To be fair, the bolded part depends entirely on whether or not the job is a civil service position or not.

I’m not sure how other states do it, but the civil service here LOVES interviewing based on examinations. Case and point: I’m a clerk typist at my current building. The job I’d like to have requires a college education and successfully passing the examination. Great. The problem is that my score has always been a few points too low when they do a new classroom. The fact that I already work here means absolutely nothing when hiring for the higher position.

tl;dr - Not all union state jobs are based on cronyism. In fact, I wager quite a few aren’t at all.

Thank God we have all these Republicans and Right-wingers looking out for the working man, where the theory seems to be: don’t pay people well to do shitty jobs; pay them shit, just don’t tax them.
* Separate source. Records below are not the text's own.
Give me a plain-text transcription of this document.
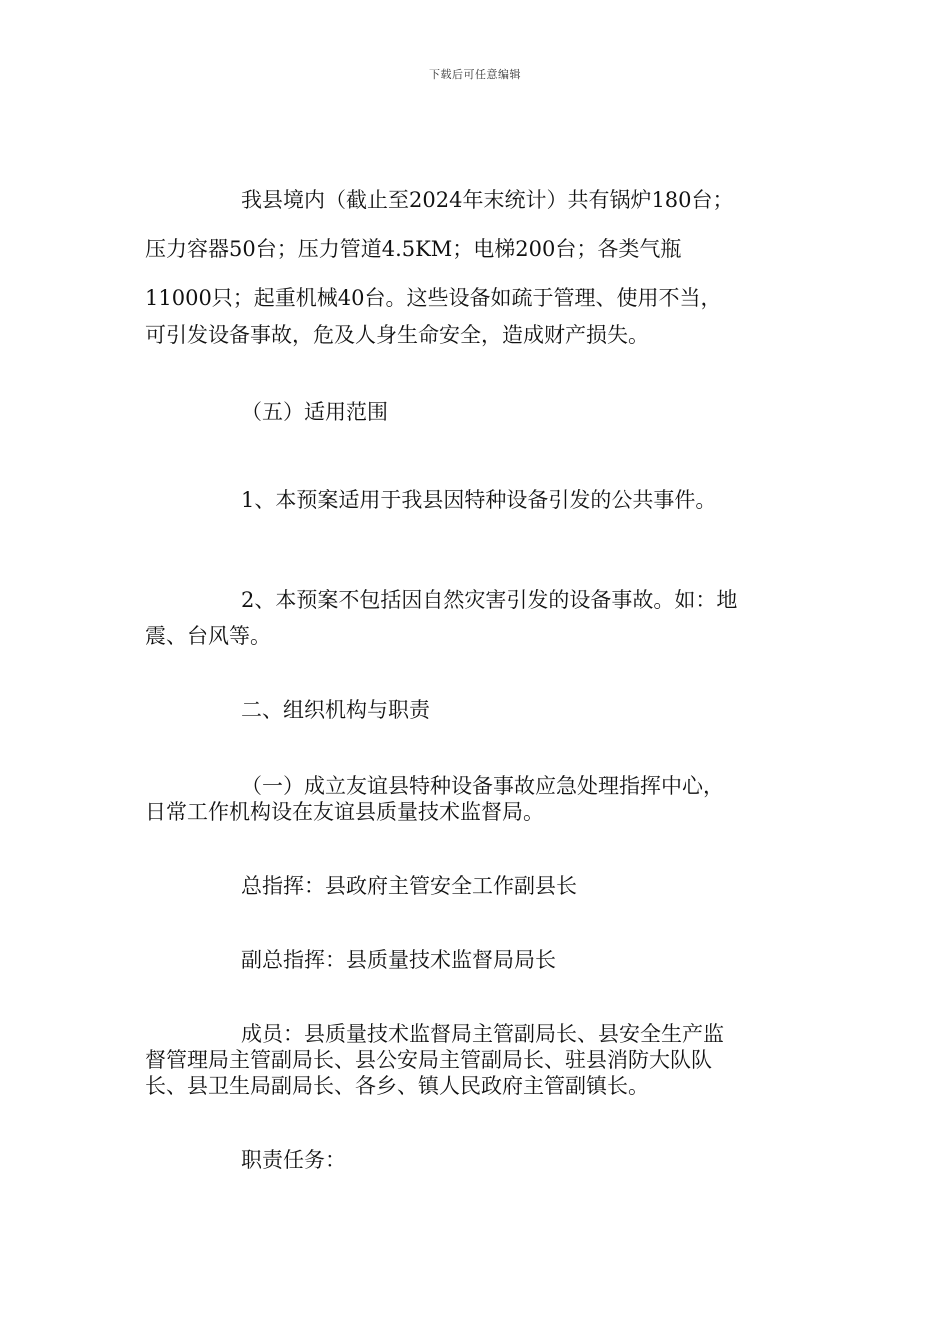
下载后可任意编辑
我县境内（截止至2024年末统计）共有锅炉180台；
压力容器50台；压力管道4.5KM；电梯200台；各类气瓶
11000只；起重机械40台。这些设备如疏于管理、使用不当，
可引发设备事故，危及人身生命安全，造成财产损失。
（五）适用范围
1、本预案适用于我县因特种设备引发的公共事件。
2、本预案不包括因自然灾害引发的设备事故。如：地
震、台风等。
二、组织机构与职责
（一）成立友谊县特种设备事故应急处理指挥中心，
日常工作机构设在友谊县质量技术监督局。
总指挥：县政府主管安全工作副县长
副总指挥：县质量技术监督局局长
成员：县质量技术监督局主管副局长、县安全生产监
督管理局主管副局长、县公安局主管副局长、驻县消防大队队
长、县卫生局副局长、各乡、镇人民政府主管副镇长。
职责任务：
Chrissakes, I live in Portland, ME, hardly a hot-bed of overpriced living. I make close to the top teir listed in the OP and I’m barely keeping my head above water. How well do you think $60k goes in New York/New Jersey, especially if you have a family to feed.

On the other hand, that CEO who rakes in the million dollar bonus after the lay-offs and the bail-out money? Totally legitimate. Free market, donchknow?

Instead of justifying this as a fraction of CEO salary, justify it as a multiple of a McDonald’s worker salary. Do you feel that McDonald’s workers should also be paid $31/hr, or do you think what toll booth operators do is worth several times as much?

the job is manifestly unskilled. the job (probably) has 0 educational requirements other than cursory things like “HS diploma”. how else can you separate the wheat from the chaff when making hiring decisions?

you can’t. which opens the door to nepotism.

and, I’m not going to presume to know what goes on in your jurisdiction, but I’m pretty sure people who are connected get their applications put at the top of the pile, regardless of test scores. Frankly, I always thought the way they did it was they had a numerical cut off (below which you were plain ineligible) and then they ranked the scores, but once you were above the cut off extrinsic factors could be utilized in making a hiring decision?

I’m going with: if you think it’s such a great deal, at least try to land the job. If it turns out that you’ve got to know the right people to get the job, THEN you’ve got a point.

At any rate, it seems like a silly thing to argue over. As more and more even occasional turnpike users sign up for EZ Pass, there will be fewer and fewer toll collectors. There really isn’t much money to be saved here in the long run by adjusting their salary scale; the money’s in not needing to hire any new toll collectors as the old ones retire. It’s like arguing over what typewriter repairmen should make.

exactly. not to mention that since everyone pays the tolls, continuing to charge toll rates to support $30 an hour workers will regressively impact other wage workers who are driving on said turnpike to get to their $8 an hour job.